The first step of the Bachelor’s is an introduction to the Bible, in particular the issues of its historicity and "truth". Students are initiated to spiritual reading in order to truly savor the Bible’s meaning in the manner of the fathers of the Church. This implies learning to distinguish between the text’s different meanings: literal, spiritual, and moral. Scientific exegesis also enables understanding of various books according to their inner history, their structure, their literary genre.
A thorough understanding of philosophy is essential for theology. Indeed, many theological concepts are rooted in philosophical tradition. For example, what do we mean when we say that in Jesus Christ there is only one person, but two natures: human and divine? The word "person" can be understood in various ways according to whether one expresses oneself in Greek (hypostasis) or Latin (persona)? The same goes for the word "nature" (phusis or natura).
The first year of Bachelor’s includes an introduction to the history of philosophy, from the Presocratics to Plato and Aristotle, and an introduction to metaphysics.
TRINITARIAN THEOLOGY AND THE HISTORY OF EARLY CHRISTIANITY
The first year of theology is also devoted to the study of the Triune God, both one and three, following the history of Christian thought through the great ecumenical councils and the development of Christianity in the first centuries.
PROPHETS AND THEOLOGY
During the second part of the first year, students further explore the Bible through discovery of the prophets.
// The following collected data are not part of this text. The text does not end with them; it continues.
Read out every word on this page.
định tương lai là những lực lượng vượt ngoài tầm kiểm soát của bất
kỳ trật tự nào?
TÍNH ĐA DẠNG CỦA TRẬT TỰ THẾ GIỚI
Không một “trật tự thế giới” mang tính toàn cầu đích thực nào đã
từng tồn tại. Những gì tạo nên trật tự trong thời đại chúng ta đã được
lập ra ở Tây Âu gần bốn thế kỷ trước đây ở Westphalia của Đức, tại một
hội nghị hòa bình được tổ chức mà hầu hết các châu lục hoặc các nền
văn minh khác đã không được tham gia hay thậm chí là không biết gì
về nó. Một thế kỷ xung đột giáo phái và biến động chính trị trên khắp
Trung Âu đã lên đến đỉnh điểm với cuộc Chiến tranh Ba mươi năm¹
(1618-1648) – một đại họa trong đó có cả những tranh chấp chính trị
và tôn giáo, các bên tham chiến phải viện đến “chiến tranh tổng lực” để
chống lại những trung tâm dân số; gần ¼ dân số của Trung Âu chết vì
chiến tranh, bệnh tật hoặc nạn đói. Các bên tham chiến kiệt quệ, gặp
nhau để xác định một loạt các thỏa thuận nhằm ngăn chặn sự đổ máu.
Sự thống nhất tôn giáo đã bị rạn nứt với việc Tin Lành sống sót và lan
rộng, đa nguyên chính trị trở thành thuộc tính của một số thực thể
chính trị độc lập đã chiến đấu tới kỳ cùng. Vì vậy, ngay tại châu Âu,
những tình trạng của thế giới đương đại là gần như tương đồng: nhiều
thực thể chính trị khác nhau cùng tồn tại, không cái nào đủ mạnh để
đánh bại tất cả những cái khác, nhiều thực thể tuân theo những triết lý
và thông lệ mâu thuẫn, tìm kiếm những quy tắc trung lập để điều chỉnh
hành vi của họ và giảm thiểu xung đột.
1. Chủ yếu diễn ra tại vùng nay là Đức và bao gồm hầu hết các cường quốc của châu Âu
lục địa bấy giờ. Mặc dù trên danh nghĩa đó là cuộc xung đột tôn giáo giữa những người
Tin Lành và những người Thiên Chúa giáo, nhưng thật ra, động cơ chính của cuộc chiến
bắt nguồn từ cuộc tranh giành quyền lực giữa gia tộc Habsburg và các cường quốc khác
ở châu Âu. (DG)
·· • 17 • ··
The curriculum also covers an Introduction to Theology as well as courses in Fundamental Theology and Moral Theology.
- Have read the fundamental Books of the Bible.
- Have got to know the different literary genres of the Bible.
- Have understood the main lines of the theology of Revelation.
- Have acquired a basic philosophical knowledge.
- Have read the great texts of the pre-Socratic philosophers.
- Have acquired a good methodology.
- Have become able to read a text of the New Testament by highlighting its links with the Old Testament.
- Have become able to put into perspective the different meanings of Scripture.
- Have become able to benefit from this "intelligence of Scripture" that Jesus communicated to his apostles and, after the Resurrection, to the pilgrims of Emmaus.
- Have become able to know how to orient oneself in the world of philosophy.
Enrollment happens daily. As soon as the registration process is completed, students receive a code that allows them to access the Domoodle teaching platform and begin studying. Each academic year can be spread over two calendar years without the need to re-enroll or pay tuition fees again.
List of Courses
The course aims at furnishing the student withe the appropriate tools for a meaningful of the Biblical text, with particular reference to its spiritual, liturgical and pastoral context. The course will further aim at providing a basis familiarity with, and a critical assessment of contemporary exegetical methods.
The course aims to show that from its origins through the early efforts made by the earliest oriental thinkers before the era of ancient great Greek thinkers, philosophy has remained a branch of knowledge concerned with fundamental questions concerning existence, human values, language, knowledge and many other matters.
The Gospel of Mark is distinctive within the New testament. It may be the oldest Gospel, but it post-dates some of Paul’s letters, from which we already have a good picture of the preaching of Peter and Paul. Mark paints Jesus in down to earth human form, willing to change his mind, vulnerable to the opinions of others, and especially those of the ones who opposed him.
The first thing to say is that the New Testament is the second half of the Christian Bible, and follows the Old Testament and what Protestants call the Apocrypha – mostly intertestamental writings which continue to speak of God’s grace and his care for his people, the people of Israel. The New Testament is about Jesus, a Jew from Israel, who lived and died and was brought back to life again by God.